A special staff was immediately put to work at the National Service statistical branch locating the men needed, from among those who are skilled in the trades required and who are not occupied in other lines, but have expressed a willingness to go back to their old occupations during the war, if needed in the service of the country. Within twenty-four hours of the receipt of the call, the names of hundreds of men, capable of solving the situation, were in the hands of the Railway Commission.”

The Intelligencer February 12, 1917 (page 5)

“From Sergt. J. E. R. Stevens. Miss Nellie Bartlett, Foxboro, Ont. My dear Miss Bartlett,—I was the fortunate soldier to receive the pair of socks, which you so very kindly knitted. They are indeed very nice, and very valuable to us, just now, that the winter is on.

Living in Canada you are used to very cold weather in winter, but I certainly don’t think you would enjoy a real frosty day here. It can be ‘some’ cold. Well, I spent some time at one of your Canadian hospitals out here a few weeks ago.
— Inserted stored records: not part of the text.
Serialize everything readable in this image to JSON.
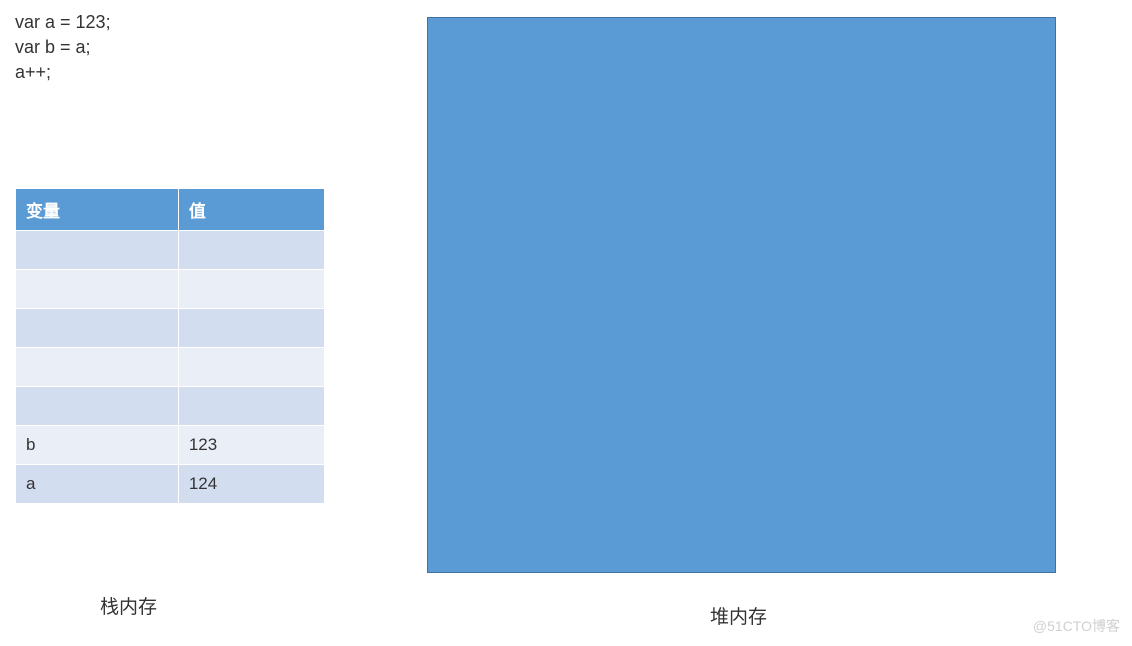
{
  "code": {
    "line1": "var a = 123;",
    "line2": "var b = a;",
    "line3": "a++;"
  },
  "stack_table": {
    "header_variable": "变量",
    "header_value": "值",
    "rows": [
      {
        "variable": "",
        "value": ""
      },
      {
        "variable": "",
        "value": ""
      },
      {
        "variable": "",
        "value": ""
      },
      {
        "variable": "",
        "value": ""
      },
      {
        "variable": "",
        "value": ""
      },
      {
        "variable": "b",
        "value": "123"
      },
      {
        "variable": "a",
        "value": "124"
      }
    ]
  },
  "labels": {
    "stack": "栈内存",
    "heap": "堆内存"
  },
  "watermark": "@51CTO博客"
}
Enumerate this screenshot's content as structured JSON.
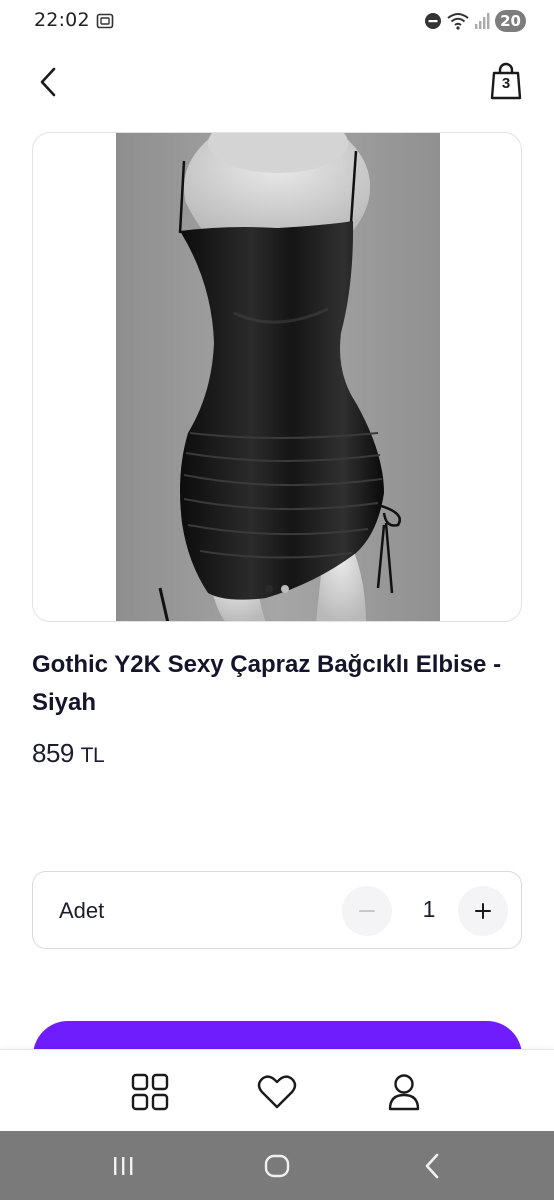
{
  "status_bar": {
    "time": "22:02",
    "battery": "20",
    "icons": [
      "screen-recorder-icon",
      "do-not-disturb-icon",
      "wifi-icon",
      "signal-icon"
    ]
  },
  "header": {
    "back_icon": "chevron-left-icon",
    "cart_icon": "shopping-bag-icon",
    "cart_count": "3"
  },
  "product": {
    "image_alt": "black satin ruched mini dress on mannequin",
    "carousel": {
      "total": 2,
      "active": 1
    },
    "title": "Gothic Y2K Sexy Çapraz Bağcıklı Elbise - Siyah",
    "price_value": "859",
    "price_currency": "TL"
  },
  "quantity": {
    "label": "Adet",
    "value": "1",
    "minus_icon": "minus-icon",
    "plus_icon": "plus-icon"
  },
  "add_button": {
    "label": "",
    "color": "#6f1dfc"
  },
  "bottom_nav": {
    "items": [
      {
        "icon": "categories-grid-icon"
      },
      {
        "icon": "heart-icon"
      },
      {
        "icon": "user-icon"
      }
    ]
  },
  "android_nav": {
    "items": [
      "recents-icon",
      "home-icon",
      "back-icon"
    ]
  },
  "colors": {
    "accent": "#6f1dfc",
    "text": "#14142b",
    "border": "#d9d9de",
    "system_nav": "#7a7a7a"
  }
}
I saw one or two nurses from Ontario, and some from other parts of your great country. I received very kind treatment, and hope to renew pleasant associations after the war. I have many friends in different parts of Canada, Montreal, Quebec, British Columbia, etc., and it has always been my wish to come out there. In fact, if the war had not been on, I should be in your country now.

I am from Jamaica, in the British West Indies. Perhaps you have come across some Jamaicans in Canada. Quite a few come over to work, and to study at Queen’s and McGill.

I have seen many of your countrymen in France, and they have struck me as a lot of fine men, and excellent soldiers. They have done real good work in this war. Have you got any brothers in the Army? If so, and you tell me his regiment, I may come across him over here some day.

I hope you will reply to this letter, as a letter means a lot to a chap here. I remain, Yours sincerely, J. E. R. Stevens, No. 4189, Sgt. J. E. R. Stevens, C. Coy, 4th (S) Batt. B. W. I., B. E. F., France.”